While the founding family of The Uhl Agency traces its roots in the insurance industry to the Alsace-Lorraine region of France, stateside the agency’s roots are in the Dayton, Ohio, area, with a number of its staff having graduated from the University of Dayton.

When the COVID-19 pandemic began this year, with the agency’s commitment to technology, including MangoApps and Microsoft One Drive, “we were able to easily pivot to working from home without our clients experiencing a dropoff in service,” says President and CEO Bill Uhl.

“We really do consider what is best for every one of our team members,” adds Chief Operating Officer Marc McNulty. “When some of our people realized that they could work better from home, we found a way to let them do that. … We’re flexible, and our people appreciate that. They don’t take advantage.”

While primarily a generalist, “About 10 years ago, the challenge was to find a niche where we could differentiate ourselves from our competition,” says Marc.

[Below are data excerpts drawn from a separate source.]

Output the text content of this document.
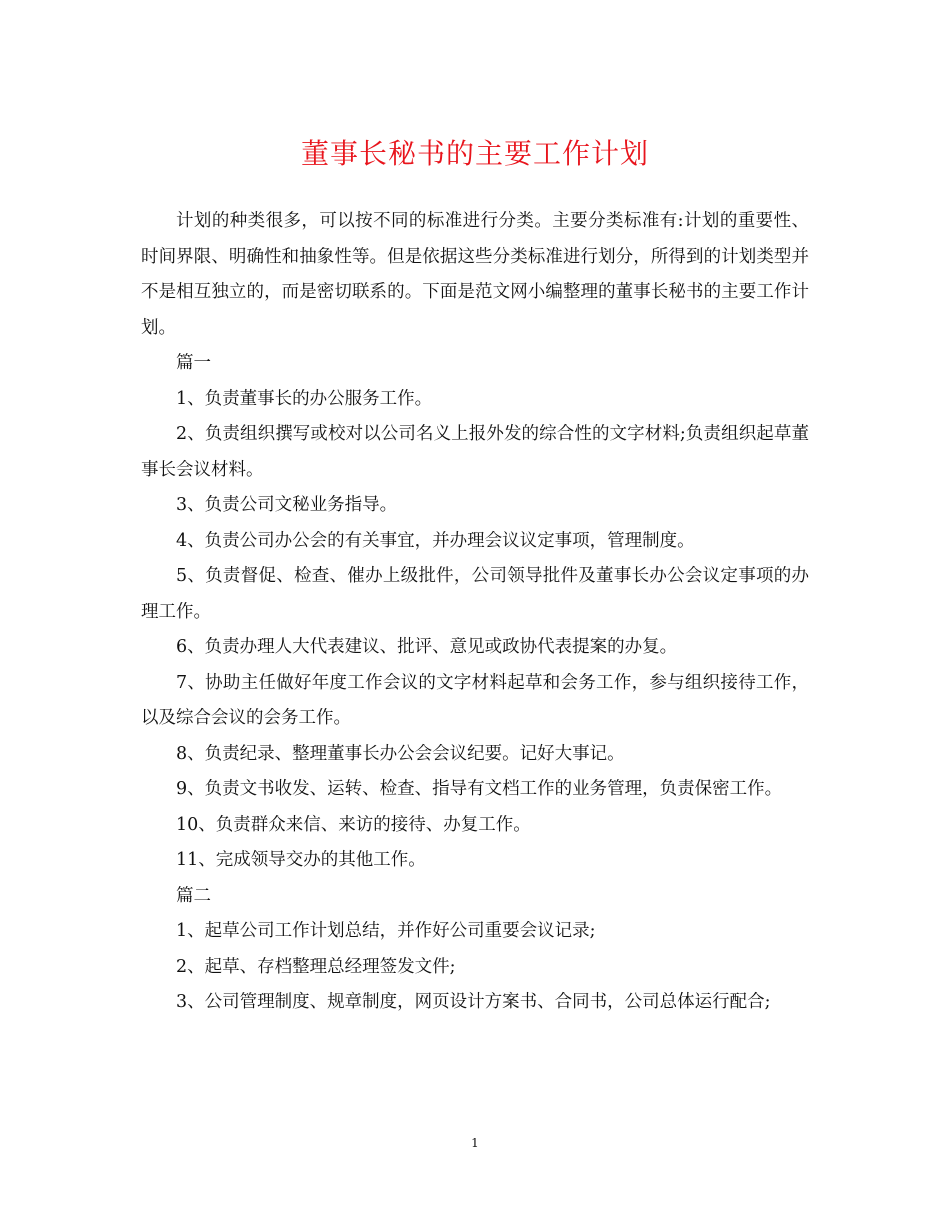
董事长秘书的主要工作计划

计划的种类很多，可以按不同的标准进行分类。主要分类标准有:计划的重要性、时间界限、明确性和抽象性等。但是依据这些分类标准进行划分，所得到的计划类型并不是相互独立的，而是密切联系的。下面是范文网小编整理的董事长秘书的主要工作计划。

篇一

1、负责董事长的办公服务工作。

2、负责组织撰写或校对以公司名义上报外发的综合性的文字材料;负责组织起草董事长会议材料。

3、负责公司文秘业务指导。

4、负责公司办公会的有关事宜，并办理会议议定事项，管理制度。

5、负责督促、检查、催办上级批件，公司领导批件及董事长办公会议定事项的办理工作。

6、负责办理人大代表建议、批评、意见或政协代表提案的办复。

7、协助主任做好年度工作会议的文字材料起草和会务工作，参与组织接待工作，以及综合会议的会务工作。

8、负责纪录、整理董事长办公会会议纪要。记好大事记。

9、负责文书收发、运转、检查、指导有文档工作的业务管理，负责保密工作。

10、负责群众来信、来访的接待、办复工作。

11、完成领导交办的其他工作。

篇二

1、起草公司工作计划总结，并作好公司重要会议记录;

2、起草、存档整理总经理签发文件;

3、公司管理制度、规章制度，网页设计方案书、合同书，公司总体运行配合;

1
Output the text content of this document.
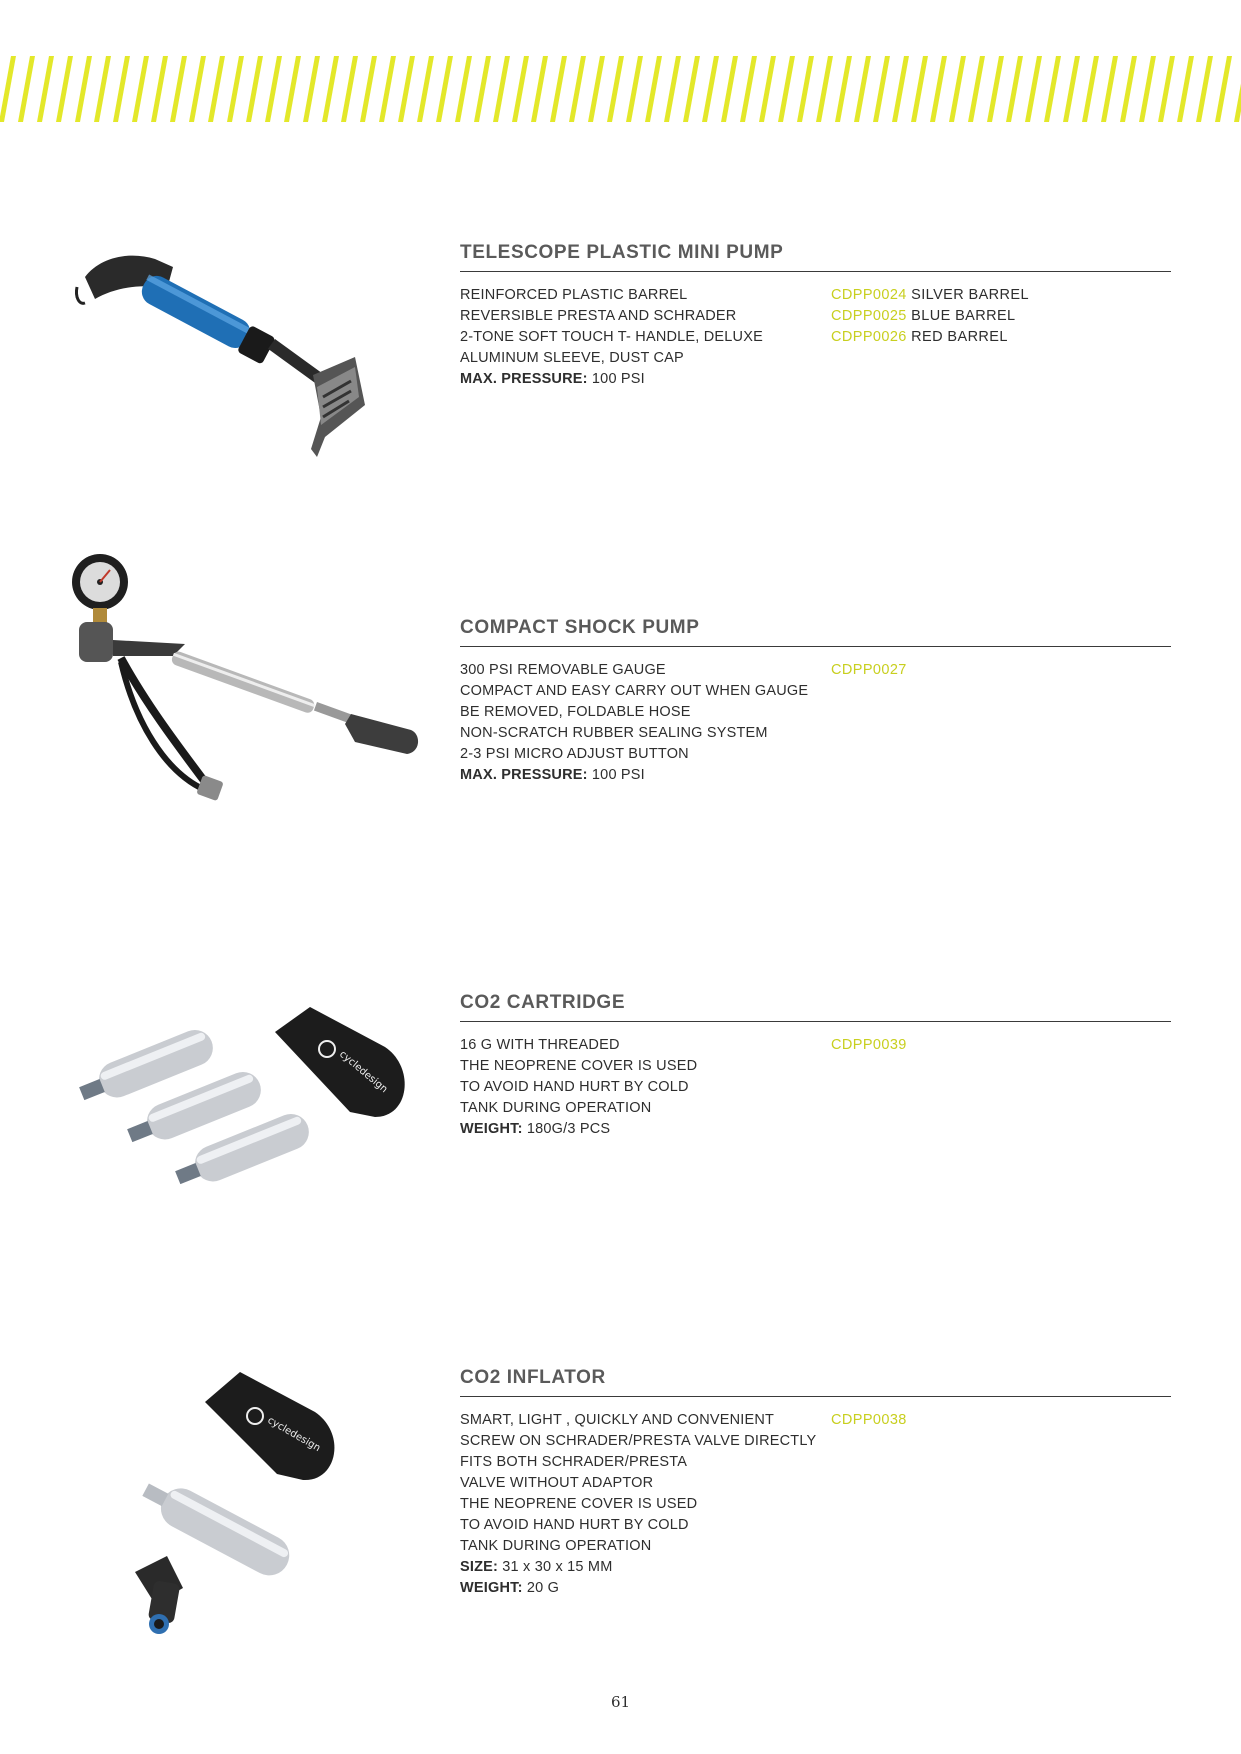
TELESCOPE PLASTIC MINI PUMP
REINFORCED PLASTIC BARREL
REVERSIBLE PRESTA AND SCHRADER
2-TONE SOFT TOUCH T- HANDLE, DELUXE
ALUMINUM SLEEVE, DUST CAP
MAX. PRESSURE: 100 PSI
CDPP0024 SILVER BARREL
CDPP0025 BLUE BARREL
CDPP0026 RED BARREL
COMPACT SHOCK PUMP
300 PSI REMOVABLE GAUGE
COMPACT AND EASY CARRY OUT WHEN GAUGE
BE REMOVED, FOLDABLE HOSE
NON-SCRATCH RUBBER SEALING SYSTEM
2-3 PSI MICRO ADJUST BUTTON
MAX. PRESSURE: 100 PSI
CDPP0027
cycledesign
CO2 CARTRIDGE
16 G WITH THREADED
THE NEOPRENE COVER IS USED
TO AVOID HAND HURT BY COLD
TANK DURING OPERATION
WEIGHT: 180G/3 PCS
CDPP0039
cycledesign
CO2 INFLATOR
SMART, LIGHT , QUICKLY AND CONVENIENT
SCREW ON SCHRADER/PRESTA VALVE DIRECTLY
FITS BOTH SCHRADER/PRESTA
VALVE WITHOUT ADAPTOR
THE NEOPRENE COVER IS USED
TO AVOID HAND HURT BY COLD
TANK DURING OPERATION
SIZE: 31 x 30 x 15 MM
WEIGHT: 20 G
CDPP0038
61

This niche became financial institutions, where the agency has written more than 275 accounts throughout the eastern United States, ranging from start-up firms to one that has more than $25 billion in assets under management.

“It has been a great ride so far, but we still have a lot more to accomplish,” says Executive Vice President Jon Kreusch. “Since [2010], our agency has grown our P-C premium by 142%, almost all organically.”

The agency also donates thousands of dollars annually to nonprofits, mostly in the Dayton area but also to national organizations like Autism Speaks.

“One of the agency’s core beliefs that came from my father is still true today: Transition ownership and leadership to the next generation while they are still young and they can bring new ideas and energy to the agency.”